Since it’s the Fourth of July, how about a colorful, holiday version of an old summertime classic? Enter Red, White and Blue Potato Salad, a flavorful vegan version using caramelized onions, whole grain mustard and a red wine vinegar and fresh herb blend to make this your new favorite potato salad – and it’s pretty too. Eat the mini potatoes whole or smash them up with your fork (like I did for my kids) to combine all the yumminess for maximum flavor.
Potatoes are a favorite comfort food but we most often eat them fried as French fries or potato chips, so they are fat laden (and usually not the good kind). Potatoes themselves are actually healthful even though they get a bum rap. They are a very good source of vitamin B6 and a good source of potassium, copper, vitamin C, manganese, phosphorus, niacin, dietary fiber, and pantothenic acid. Potatoes also contain a variety of phytonutrients that have antioxidant activity. So if you eat them without all the added fat, potatoes are actually a low calorie, high fiber, nutritious vegetable. In this recipe only heart healthy olive oil is used along with multiple other flavors to provide a healthy potato salad that is also delicious. I also added caramelized onions to provide that yummy taste sensation that is usually derived from bacon for good flavor without the animal fat and calories.
TIPS: Potatoes can be made ahead of time and refrigerated overnight. Or make the whole salad a day ahead since the flavors only get better after sitting overnight. When making caramelized onions, resist the temptation to increase the heat to make it go faster. They will just burn. Trust me…
RED, WHITE AND BLUE POTATO SALAD
- 3 pounds small red, white and blue potatoes
- 1 large yellow or sweet onion
- 1/2 cup red wine or malt vinegar
- 1/2 cup olive oil
- 1/2 cup whole grain mustard
- 1/3 red onion, minced or small bunch scallions, thinly sliced
- 1/2 cup fresh herbs, thyme, oregano or parsley, roughly chopped (or more)
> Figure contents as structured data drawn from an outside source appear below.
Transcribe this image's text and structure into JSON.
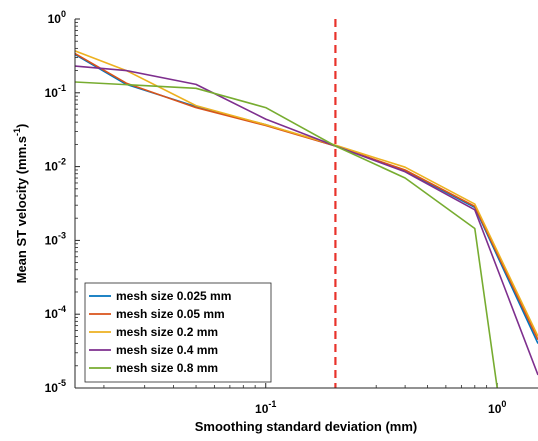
{
  "chart_data": {
    "type": "line",
    "xscale": "log",
    "yscale": "log",
    "xlim": [
      0.015,
      1.5
    ],
    "ylim": [
      1e-05,
      1
    ],
    "xlabel": "Smoothing standard deviation (mm)",
    "ylabel_main": "Mean ST velocity (mm.s",
    "ylabel_exp": "-1",
    "ylabel_close": ")",
    "xticks": [
      {
        "value": 0.1,
        "base": "10",
        "exp": "-1"
      },
      {
        "value": 1,
        "base": "10",
        "exp": "0"
      }
    ],
    "yticks": [
      {
        "value": 1,
        "base": "10",
        "exp": "0"
      },
      {
        "value": 0.1,
        "base": "10",
        "exp": "-1"
      },
      {
        "value": 0.01,
        "base": "10",
        "exp": "-2"
      },
      {
        "value": 0.001,
        "base": "10",
        "exp": "-3"
      },
      {
        "value": 0.0001,
        "base": "10",
        "exp": "-4"
      },
      {
        "value": 1e-05,
        "base": "10",
        "exp": "-5"
      }
    ],
    "reference_line": {
      "x": 0.2,
      "color": "#e8322b",
      "style": "dashed"
    },
    "legend_position": "bottom-left",
    "series": [
      {
        "name": "mesh size 0.025 mm",
        "color": "#0072bd",
        "x": [
          0.015,
          0.025,
          0.05,
          0.1,
          0.2,
          0.4,
          0.8,
          1.5
        ],
        "y": [
          0.33,
          0.13,
          0.065,
          0.037,
          0.019,
          0.0088,
          0.0028,
          4e-05
        ]
      },
      {
        "name": "mesh size 0.05 mm",
        "color": "#d95319",
        "x": [
          0.015,
          0.025,
          0.05,
          0.1,
          0.2,
          0.4,
          0.8,
          1.5
        ],
        "y": [
          0.34,
          0.135,
          0.063,
          0.036,
          0.019,
          0.009,
          0.0029,
          4.5e-05
        ]
      },
      {
        "name": "mesh size 0.2 mm",
        "color": "#edb120",
        "x": [
          0.015,
          0.025,
          0.05,
          0.1,
          0.2,
          0.4,
          0.8,
          1.5
        ],
        "y": [
          0.37,
          0.2,
          0.067,
          0.037,
          0.0195,
          0.0098,
          0.0031,
          5e-05
        ]
      },
      {
        "name": "mesh size 0.4 mm",
        "color": "#7e2f8e",
        "x": [
          0.015,
          0.025,
          0.05,
          0.1,
          0.2,
          0.4,
          0.8,
          1.5
        ],
        "y": [
          0.23,
          0.2,
          0.13,
          0.044,
          0.019,
          0.0085,
          0.0026,
          1.5e-05
        ]
      },
      {
        "name": "mesh size 0.8 mm",
        "color": "#77ac30",
        "x": [
          0.015,
          0.05,
          0.1,
          0.2,
          0.4,
          0.8,
          1.0
        ],
        "y": [
          0.14,
          0.115,
          0.063,
          0.019,
          0.007,
          0.00145,
          1e-05
        ]
      }
    ]
  }
}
- salt and pepper to taste
- Cut any larger potatoes in half and place them all in a large pot and cover with water. Add 1 teaspoon salt and bring to a boil. Reduce heat and simmer for about 20 minutes or until fork tender but not soft. Drain the potatoes, rinse them with cold water and place them in a serving dish.
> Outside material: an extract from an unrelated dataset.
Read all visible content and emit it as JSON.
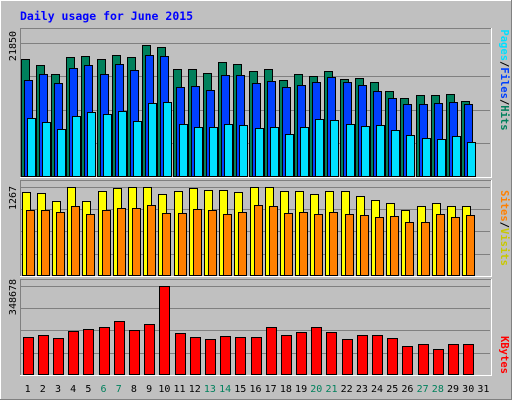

- While the potatoes are cooking, caramelize the onions in a large sauté pan over medium low heat, stirring often until the onions are dark brown, about 20 to 25 minutes. Don’t rush it or they will burn.
- Remove caramelized onions from the pan and set aside.
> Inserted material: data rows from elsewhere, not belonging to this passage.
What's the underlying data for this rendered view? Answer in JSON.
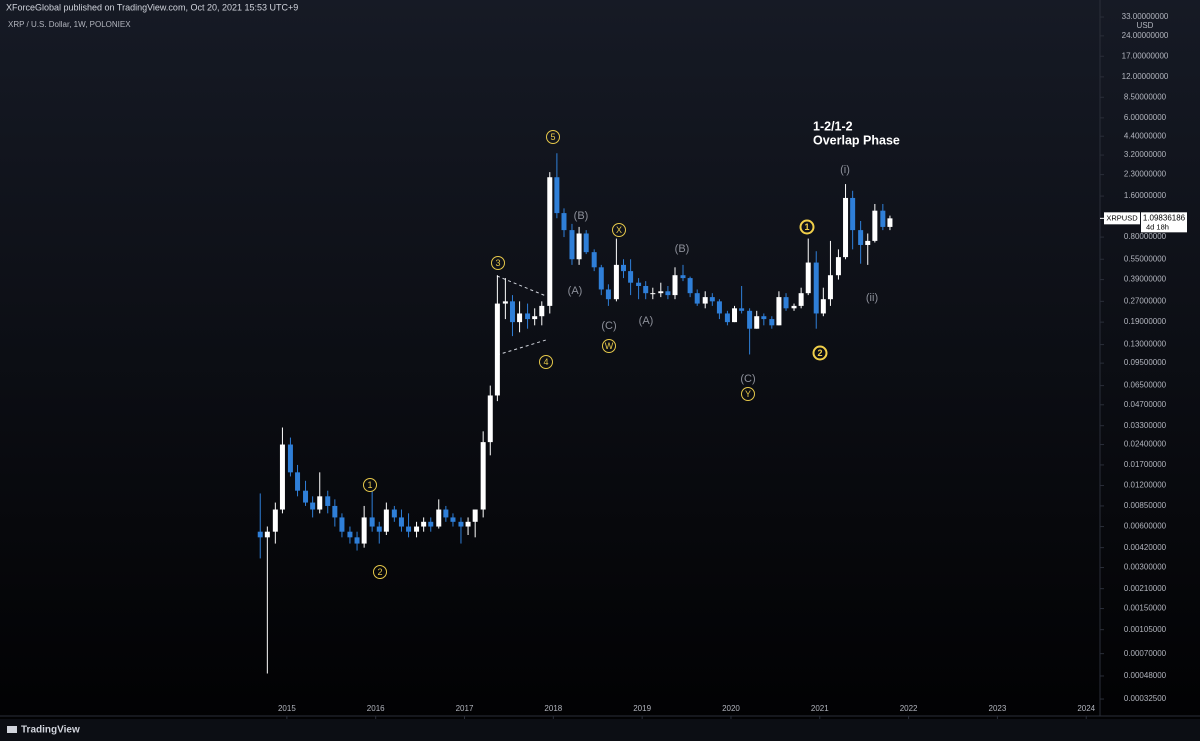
{
  "header": {
    "publisher": "XForceGlobal published on TradingView.com, Oct 20, 2021 15:53 UTC+9",
    "brand": "TradingView"
  },
  "chart_data": {
    "type": "candlestick",
    "title": "XRP / U.S. Dollar, 1W, POLONIEX",
    "y_unit": "USD",
    "symbol_label": "XRPUSD",
    "last_price": 1.09836186,
    "countdown": "4d 18h",
    "log_scale": true,
    "grid": false,
    "up_color": "#ffffff",
    "down_color": "#2f7fd8",
    "xlim": [
      2011.77,
      2024.155
    ],
    "xticks": [
      2015,
      2016,
      2017,
      2018,
      2019,
      2020,
      2021,
      2022,
      2023,
      2024
    ],
    "ylim": [
      0.000244,
      44
    ],
    "yticks": [
      {
        "value": 33,
        "label": "33.00000000"
      },
      {
        "value": 24,
        "label": "24.00000000"
      },
      {
        "value": 17,
        "label": "17.00000000"
      },
      {
        "value": 12,
        "label": "12.00000000"
      },
      {
        "value": 8.5,
        "label": "8.50000000"
      },
      {
        "value": 6,
        "label": "6.00000000"
      },
      {
        "value": 4.4,
        "label": "4.40000000"
      },
      {
        "value": 3.2,
        "label": "3.20000000"
      },
      {
        "value": 2.3,
        "label": "2.30000000"
      },
      {
        "value": 1.6,
        "label": "1.60000000"
      },
      {
        "value": 0.8,
        "label": "0.80000000"
      },
      {
        "value": 0.55,
        "label": "0.55000000"
      },
      {
        "value": 0.39,
        "label": "0.39000000"
      },
      {
        "value": 0.27,
        "label": "0.27000000"
      },
      {
        "value": 0.19,
        "label": "0.19000000"
      },
      {
        "value": 0.13,
        "label": "0.13000000"
      },
      {
        "value": 0.095,
        "label": "0.09500000"
      },
      {
        "value": 0.065,
        "label": "0.06500000"
      },
      {
        "value": 0.047,
        "label": "0.04700000"
      },
      {
        "value": 0.033,
        "label": "0.03300000"
      },
      {
        "value": 0.024,
        "label": "0.02400000"
      },
      {
        "value": 0.017,
        "label": "0.01700000"
      },
      {
        "value": 0.012,
        "label": "0.01200000"
      },
      {
        "value": 0.0085,
        "label": "0.00850000"
      },
      {
        "value": 0.006,
        "label": "0.00600000"
      },
      {
        "value": 0.0042,
        "label": "0.00420000"
      },
      {
        "value": 0.003,
        "label": "0.00300000"
      },
      {
        "value": 0.0021,
        "label": "0.00210000"
      },
      {
        "value": 0.0015,
        "label": "0.00150000"
      },
      {
        "value": 0.00105,
        "label": "0.00105000"
      },
      {
        "value": 0.0007,
        "label": "0.00070000"
      },
      {
        "value": 0.00048,
        "label": "0.00048000"
      },
      {
        "value": 0.000325,
        "label": "0.00032500"
      }
    ],
    "x": [
      2014.7,
      2014.78,
      2014.87,
      2014.95,
      2015.04,
      2015.12,
      2015.21,
      2015.29,
      2015.37,
      2015.46,
      2015.54,
      2015.62,
      2015.71,
      2015.79,
      2015.87,
      2015.96,
      2016.04,
      2016.12,
      2016.21,
      2016.29,
      2016.37,
      2016.46,
      2016.54,
      2016.62,
      2016.71,
      2016.79,
      2016.87,
      2016.96,
      2017.04,
      2017.12,
      2017.21,
      2017.29,
      2017.37,
      2017.46,
      2017.54,
      2017.62,
      2017.71,
      2017.79,
      2017.87,
      2017.96,
      2018.04,
      2018.12,
      2018.21,
      2018.29,
      2018.37,
      2018.46,
      2018.54,
      2018.62,
      2018.71,
      2018.79,
      2018.87,
      2018.96,
      2019.04,
      2019.12,
      2019.21,
      2019.29,
      2019.37,
      2019.46,
      2019.54,
      2019.62,
      2019.71,
      2019.79,
      2019.87,
      2019.96,
      2020.04,
      2020.12,
      2020.21,
      2020.29,
      2020.37,
      2020.46,
      2020.54,
      2020.62,
      2020.71,
      2020.79,
      2020.87,
      2020.96,
      2021.04,
      2021.12,
      2021.21,
      2021.29,
      2021.37,
      2021.46,
      2021.54,
      2021.62,
      2021.71,
      2021.79
    ],
    "open": [
      0.0055,
      0.005,
      0.0055,
      0.008,
      0.024,
      0.015,
      0.011,
      0.009,
      0.008,
      0.01,
      0.0085,
      0.007,
      0.0055,
      0.005,
      0.0045,
      0.007,
      0.006,
      0.0055,
      0.008,
      0.007,
      0.006,
      0.0055,
      0.006,
      0.0065,
      0.006,
      0.008,
      0.007,
      0.0065,
      0.006,
      0.0065,
      0.008,
      0.025,
      0.055,
      0.26,
      0.27,
      0.19,
      0.22,
      0.2,
      0.21,
      0.25,
      2.2,
      1.2,
      0.9,
      0.55,
      0.85,
      0.62,
      0.48,
      0.33,
      0.28,
      0.5,
      0.45,
      0.37,
      0.35,
      0.31,
      0.31,
      0.32,
      0.3,
      0.42,
      0.4,
      0.31,
      0.26,
      0.29,
      0.27,
      0.22,
      0.19,
      0.24,
      0.23,
      0.17,
      0.21,
      0.2,
      0.18,
      0.29,
      0.24,
      0.25,
      0.31,
      0.52,
      0.22,
      0.28,
      0.42,
      0.57,
      1.55,
      0.9,
      0.7,
      0.75,
      1.25,
      0.95
    ],
    "high": [
      0.0105,
      0.006,
      0.009,
      0.032,
      0.027,
      0.017,
      0.013,
      0.01,
      0.015,
      0.011,
      0.0095,
      0.0075,
      0.006,
      0.0055,
      0.0085,
      0.011,
      0.0065,
      0.009,
      0.0085,
      0.008,
      0.0075,
      0.0065,
      0.007,
      0.007,
      0.0095,
      0.0085,
      0.0075,
      0.007,
      0.007,
      0.008,
      0.03,
      0.065,
      0.42,
      0.4,
      0.3,
      0.27,
      0.26,
      0.24,
      0.27,
      2.4,
      3.3,
      1.3,
      1.0,
      0.95,
      0.9,
      0.65,
      0.5,
      0.36,
      0.78,
      0.55,
      0.55,
      0.4,
      0.38,
      0.34,
      0.37,
      0.35,
      0.48,
      0.5,
      0.41,
      0.33,
      0.32,
      0.31,
      0.28,
      0.23,
      0.25,
      0.35,
      0.24,
      0.23,
      0.22,
      0.21,
      0.32,
      0.31,
      0.26,
      0.34,
      0.78,
      0.63,
      0.34,
      0.75,
      0.65,
      1.96,
      1.75,
      1.05,
      0.85,
      1.4,
      1.4,
      1.15
    ],
    "low": [
      0.0035,
      0.0005,
      0.0045,
      0.0075,
      0.014,
      0.01,
      0.0085,
      0.007,
      0.0075,
      0.0075,
      0.006,
      0.005,
      0.0045,
      0.004,
      0.0042,
      0.0055,
      0.0045,
      0.0052,
      0.0065,
      0.0055,
      0.005,
      0.005,
      0.0055,
      0.0055,
      0.0058,
      0.0065,
      0.006,
      0.0045,
      0.0052,
      0.005,
      0.007,
      0.02,
      0.05,
      0.2,
      0.15,
      0.16,
      0.17,
      0.18,
      0.18,
      0.22,
      1.1,
      0.8,
      0.5,
      0.5,
      0.6,
      0.45,
      0.3,
      0.25,
      0.27,
      0.4,
      0.3,
      0.28,
      0.28,
      0.28,
      0.29,
      0.28,
      0.28,
      0.38,
      0.29,
      0.25,
      0.24,
      0.25,
      0.2,
      0.18,
      0.19,
      0.22,
      0.11,
      0.17,
      0.18,
      0.17,
      0.18,
      0.23,
      0.23,
      0.24,
      0.3,
      0.17,
      0.21,
      0.25,
      0.39,
      0.55,
      0.65,
      0.51,
      0.5,
      0.73,
      0.9,
      0.9
    ],
    "close": [
      0.005,
      0.0055,
      0.008,
      0.024,
      0.015,
      0.011,
      0.009,
      0.008,
      0.01,
      0.0085,
      0.007,
      0.0055,
      0.005,
      0.0045,
      0.007,
      0.006,
      0.0055,
      0.008,
      0.007,
      0.006,
      0.0055,
      0.006,
      0.0065,
      0.006,
      0.008,
      0.007,
      0.0065,
      0.006,
      0.0065,
      0.008,
      0.025,
      0.055,
      0.26,
      0.27,
      0.19,
      0.22,
      0.2,
      0.21,
      0.25,
      2.2,
      1.2,
      0.9,
      0.55,
      0.85,
      0.62,
      0.48,
      0.33,
      0.28,
      0.5,
      0.45,
      0.37,
      0.35,
      0.31,
      0.31,
      0.32,
      0.3,
      0.42,
      0.4,
      0.31,
      0.26,
      0.29,
      0.27,
      0.22,
      0.19,
      0.24,
      0.23,
      0.17,
      0.21,
      0.2,
      0.18,
      0.29,
      0.24,
      0.25,
      0.31,
      0.52,
      0.22,
      0.28,
      0.42,
      0.57,
      1.55,
      0.9,
      0.7,
      0.75,
      1.25,
      0.95,
      1.098
    ],
    "annotation_colors": {
      "circle": "#e6c84a",
      "bold": "#f2d04a",
      "wave": "#8d909a",
      "note": "#ffffff"
    },
    "annotations": [
      {
        "text": "1",
        "style": "circle"
      },
      {
        "text": "2",
        "style": "circle"
      },
      {
        "text": "3",
        "style": "circle"
      },
      {
        "text": "4",
        "style": "circle"
      },
      {
        "text": "5",
        "style": "circle"
      },
      {
        "text": "X",
        "style": "circle"
      },
      {
        "text": "W",
        "style": "circle"
      },
      {
        "text": "Y",
        "style": "circle"
      },
      {
        "text": "1",
        "style": "bold"
      },
      {
        "text": "2",
        "style": "bold"
      },
      {
        "text": "(B)",
        "style": "wave"
      },
      {
        "text": "(A)",
        "style": "wave"
      },
      {
        "text": "(C)",
        "style": "wave"
      },
      {
        "text": "(A)",
        "style": "wave"
      },
      {
        "text": "(B)",
        "style": "wave"
      },
      {
        "text": "(C)",
        "style": "wave"
      },
      {
        "text": "(i)",
        "style": "wave"
      },
      {
        "text": "(ii)",
        "style": "wave"
      },
      {
        "text": "1-2/1-2",
        "style": "note"
      },
      {
        "text": "Overlap Phase",
        "style": "note"
      }
    ]
  }
}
- Over low heat, add the vinegar to the pan and stir, making sure to scrape up all of the browned bits from the bottom of the pan. Pour the vinegar into a bowl and add the olive oil and the grainy mustard. Whisk together well and then pour over the potatoes.
- Add the caramelized onions, red onions and herbs. Toss everything well and season to taste with salt and pepper.